3. Critically examine the statistical significance of the result, making proper allowance for spatial coherence, autocorrelations and smoothing, and data selection

Statistical analysis of climate-sun relationships have, of course, improved greatly since 1978 and the statistical significance of the results will be critically examined. Unfortunately, not always by the authors, reviewers or editors. Today it is your turn.

Hennekam et al (2014) investigate the Holocene palaeoceanography of the Eastern Mediterranean and seek to explain the variability they find with solar forcing. Yes, this is another addition to my critical review of palaeoclimate evidence of solar-climate relationships.

The paper focus on a high resolution δ^{18}O record from the planktonic foraminifera *Globigerinoides ruber* and the Δ^{14}C record of solar variability from Stuiver et al (1998). It uses a running correlation and find some strong and apparently significant correlations between solar activity and the proxy data.
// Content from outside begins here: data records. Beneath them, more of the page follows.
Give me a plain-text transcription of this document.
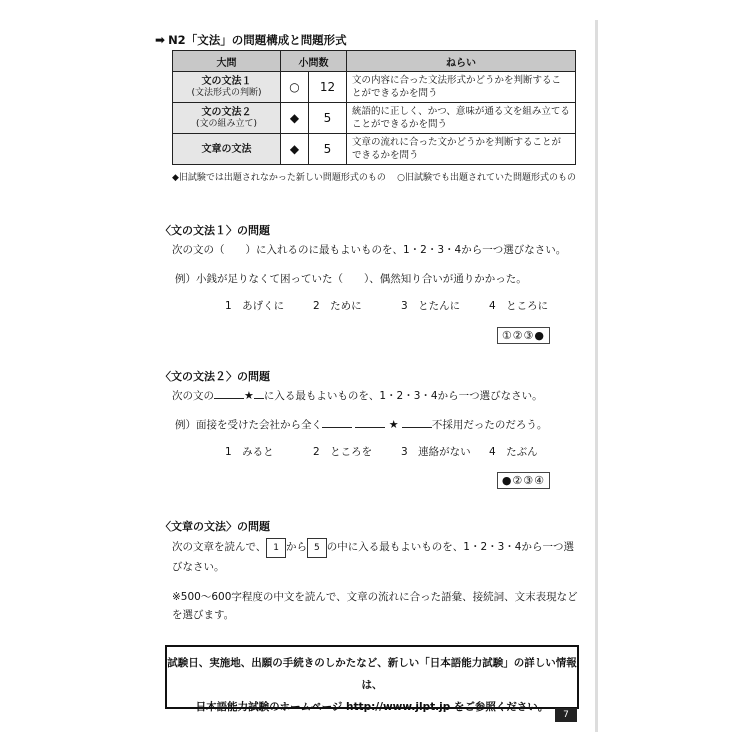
➡ N2「文法」の問題構成と問題形式
大問	小問数		ねらい
文の文法１
(文法形式の判断)	○	12	文の内容に合った文法形式かどうかを判断することができるかを問う
文の文法２
(文の組み立て)	◆	5	統語的に正しく、かつ、意味が通る文を組み立てることができるかを問う
文章の文法	◆	5	文章の流れに合った文かどうかを判断することができるかを問う
◆旧試験では出題されなかった新しい問題形式のもの ○旧試験でも出題されていた問題形式のもの
〈文の文法１〉の問題
次の文の（　　）に入れるのに最もよいものを、1・2・3・4から一つ選びなさい。
例）小銭が足りなくて困っていた（　　）、偶然知り合いが通りかかった。
1　あげくに	2　ために	3　とたんに	4　ところに
①②③●
〈文の文法２〉の問題
次の文の	★ に入る最もよいものを、1・2・3・4から一つ選びなさい。
例）面接を受けた会社から全く	★	不採用だったのだろう。
1　みると	2　ところを	3　連絡がない	4　たぶん
●②③④
〈文章の文法〉の問題
次の文章を読んで、 1 から 5 の中に入る最もよいものを、1・2・3・4から一つ選びなさい。
※500～600字程度の中文を読んで、文章の流れに合った語彙、接続詞、文末表現などを選びます。
試験日、実施地、出願の手続きのしかたなど、新しい「日本語能力試験」の詳しい情報は、
日本語能力試験のホームページ http://www.jlpt.jp をご参照ください。
7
I’m going to ask two questions.

- How many degrees of freedom were assumed when calculating the p=0.01 significance threshold of the running correlation in figure 1?
- How many degrees of freedom should have been allowed?

The methods in the paper are generally well described, but the procedure for estimating the significance threshold is not described, nor is it obvious. The cryptic comment that “note that [the significance thresholds] are sensitive to the resampling” is not explained.
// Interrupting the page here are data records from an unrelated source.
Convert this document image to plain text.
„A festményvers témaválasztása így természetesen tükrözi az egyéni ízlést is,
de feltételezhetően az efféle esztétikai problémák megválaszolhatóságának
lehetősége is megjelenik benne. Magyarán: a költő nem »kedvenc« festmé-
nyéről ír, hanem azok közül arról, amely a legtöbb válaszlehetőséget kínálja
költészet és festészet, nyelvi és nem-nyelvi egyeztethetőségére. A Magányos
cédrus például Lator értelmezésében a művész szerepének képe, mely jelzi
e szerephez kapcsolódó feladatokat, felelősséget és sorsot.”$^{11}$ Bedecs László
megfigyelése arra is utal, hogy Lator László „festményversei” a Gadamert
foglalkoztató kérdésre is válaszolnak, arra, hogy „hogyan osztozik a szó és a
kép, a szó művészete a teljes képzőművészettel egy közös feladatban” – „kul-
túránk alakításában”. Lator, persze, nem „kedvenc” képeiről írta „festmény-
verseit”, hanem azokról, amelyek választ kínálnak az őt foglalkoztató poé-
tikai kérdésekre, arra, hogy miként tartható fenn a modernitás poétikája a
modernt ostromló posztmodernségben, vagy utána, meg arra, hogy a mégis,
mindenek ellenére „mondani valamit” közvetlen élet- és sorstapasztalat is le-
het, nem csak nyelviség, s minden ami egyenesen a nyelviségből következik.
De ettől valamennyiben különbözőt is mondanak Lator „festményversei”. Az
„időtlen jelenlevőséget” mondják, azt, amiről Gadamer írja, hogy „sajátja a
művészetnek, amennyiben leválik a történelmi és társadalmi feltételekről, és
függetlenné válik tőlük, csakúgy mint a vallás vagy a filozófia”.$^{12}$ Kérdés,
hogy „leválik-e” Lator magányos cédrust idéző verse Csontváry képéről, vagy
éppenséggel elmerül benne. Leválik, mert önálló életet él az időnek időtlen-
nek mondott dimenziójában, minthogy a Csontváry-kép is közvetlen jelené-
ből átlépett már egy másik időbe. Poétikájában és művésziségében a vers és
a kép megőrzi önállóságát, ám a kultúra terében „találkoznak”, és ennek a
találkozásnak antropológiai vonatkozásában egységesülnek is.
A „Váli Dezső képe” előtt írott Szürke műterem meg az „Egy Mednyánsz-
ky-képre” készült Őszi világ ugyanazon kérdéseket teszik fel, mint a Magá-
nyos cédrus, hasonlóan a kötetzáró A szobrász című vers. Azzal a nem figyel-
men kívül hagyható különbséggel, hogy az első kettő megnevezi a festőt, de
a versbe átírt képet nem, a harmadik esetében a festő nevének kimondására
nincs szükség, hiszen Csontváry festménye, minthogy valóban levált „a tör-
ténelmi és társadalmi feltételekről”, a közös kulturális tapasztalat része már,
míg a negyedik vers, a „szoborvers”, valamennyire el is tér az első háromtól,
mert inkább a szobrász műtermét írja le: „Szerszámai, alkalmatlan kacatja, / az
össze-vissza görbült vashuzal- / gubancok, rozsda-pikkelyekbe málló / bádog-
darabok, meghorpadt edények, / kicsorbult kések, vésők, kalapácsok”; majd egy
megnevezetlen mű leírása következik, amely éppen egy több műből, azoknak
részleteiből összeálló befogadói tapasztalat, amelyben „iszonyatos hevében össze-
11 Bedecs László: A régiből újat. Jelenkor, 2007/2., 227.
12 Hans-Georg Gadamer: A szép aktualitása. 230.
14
Fortunately we can work out what has been done. The significance threshold is at r = ~0.2. Plugging numbers into into an Pearson’s correlation significance calculator shows that for a two-sided test ,if the number of observations is 201 (df = n-2 = 199) then at p = 0.01, r = 0.18. 201? The Δ^{14}C data have 5 year resolution during the Holocene so there are 201 observations in the 1005 year window used in the running correlation.

Is this the correct number of degrees of freedom for the running correlation? It might be if the resolution of the foram δ^{18}O was 5 years. It isn’t. The forams are sampled every centimetre, which given the sedimentation rate of this core represents ~46 years. About 22 such samples can fit into a 1005 year window. So rather than 201-2 = 199 degrees of freedom, we have 22-2 = 20. With this many degrees of freedom, the p = 0.01 significance threshold is just above r = 0.5. No problem. The running correlation between foram δ^{18}O and Δ^{14}C exceeds this new threshold.
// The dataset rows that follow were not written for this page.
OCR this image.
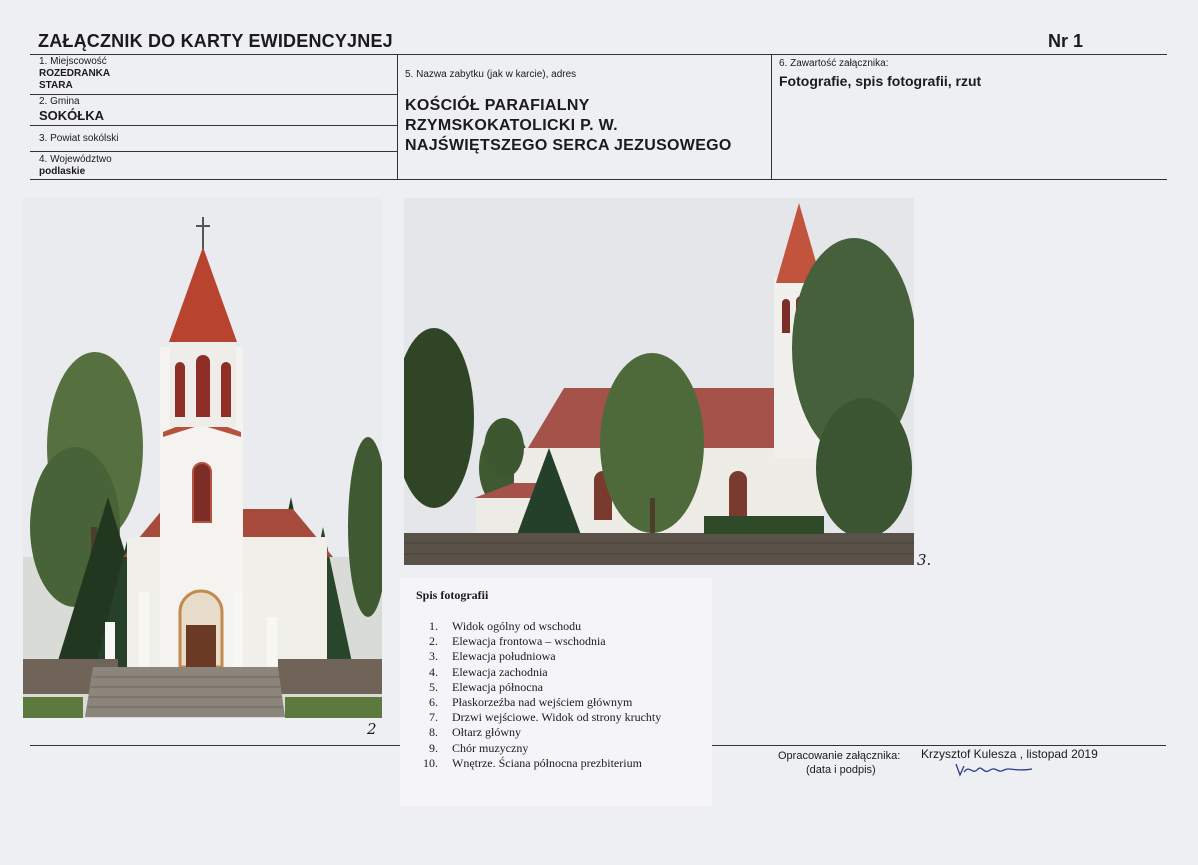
ZAŁĄCZNIK DO KARTY EWIDENCYJNEJ	Nr 1
1. Miejscowość
ROZEDRANKA
STARA
2. Gmina
SOKÓŁKA
3. Powiat sokólski
4. Województwo
podlaskie
5. Nazwa zabytku (jak w karcie), adres
KOŚCIÓŁ PARAFIALNY
RZYMSKOKATOLICKI P. W.
NAJŚWIĘTSZEGO SERCA JEZUSOWEGO
6. Zawartość załącznika:
Fotografie, spis fotografii, rzut
2
3.
Spis fotografii
1. Widok ogólny od wschodu
2. Elewacja frontowa – wschodnia
3. Elewacja południowa
4. Elewacja zachodnia
5. Elewacja północna
6. Płaskorzeźba nad wejściem głównym
7. Drzwi wejściowe. Widok od strony kruchty
8. Ołtarz główny
9. Chór muzyczny
10. Wnętrze. Ściana północna prezbiterium	Opracowanie załącznika:
(data i podpis)
Krzysztof Kulesza , listopad 2019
The estimate of 20 degrees of freedom assumes that the observations are independent. If the observations are not independent – the time series is autocorrelated – then the effective number of observations will be smaller and the significance threshold higher. The Δ^{14}C record is strongly autocorrelated, I’m not sure about the foram δ^{18}O record, but it doesn’t really matter. Both times series are low pass filtered to remove frequencies above 1/256 yrs. The filtered times series are very strongly autocorrelated; there are very few effective observations. I’m not sure how few – my guess is four per 1005 year window (i.e. 1005/256), but it might be a little more. Let’s be generous and assume there are eight effective observations. The p = 0.01 significance threshold is now over r = 0.8 and little if any of the running correlation exceeds this new threshold. If my guess of four effective observations is correct, the significance threshold is r = 0.99!

So rather than having fantastically strong correlations between solar variability and the proxy, we have little or no evidence of any relationship. And we still have not discussed the problem of multiple testing in running correlations which will widen the significance thresholds further. How many degrees of freedom will be left?

Somehow, I don’t think that Pittock’s recommendations were followed.

I find it rather sad the authors feel that they need combine their high quality palaeoclimate data with low quality statistical analysis to generate a publishable story. It is a Van Gogh in a tawdry frame, sold on the value of the frame.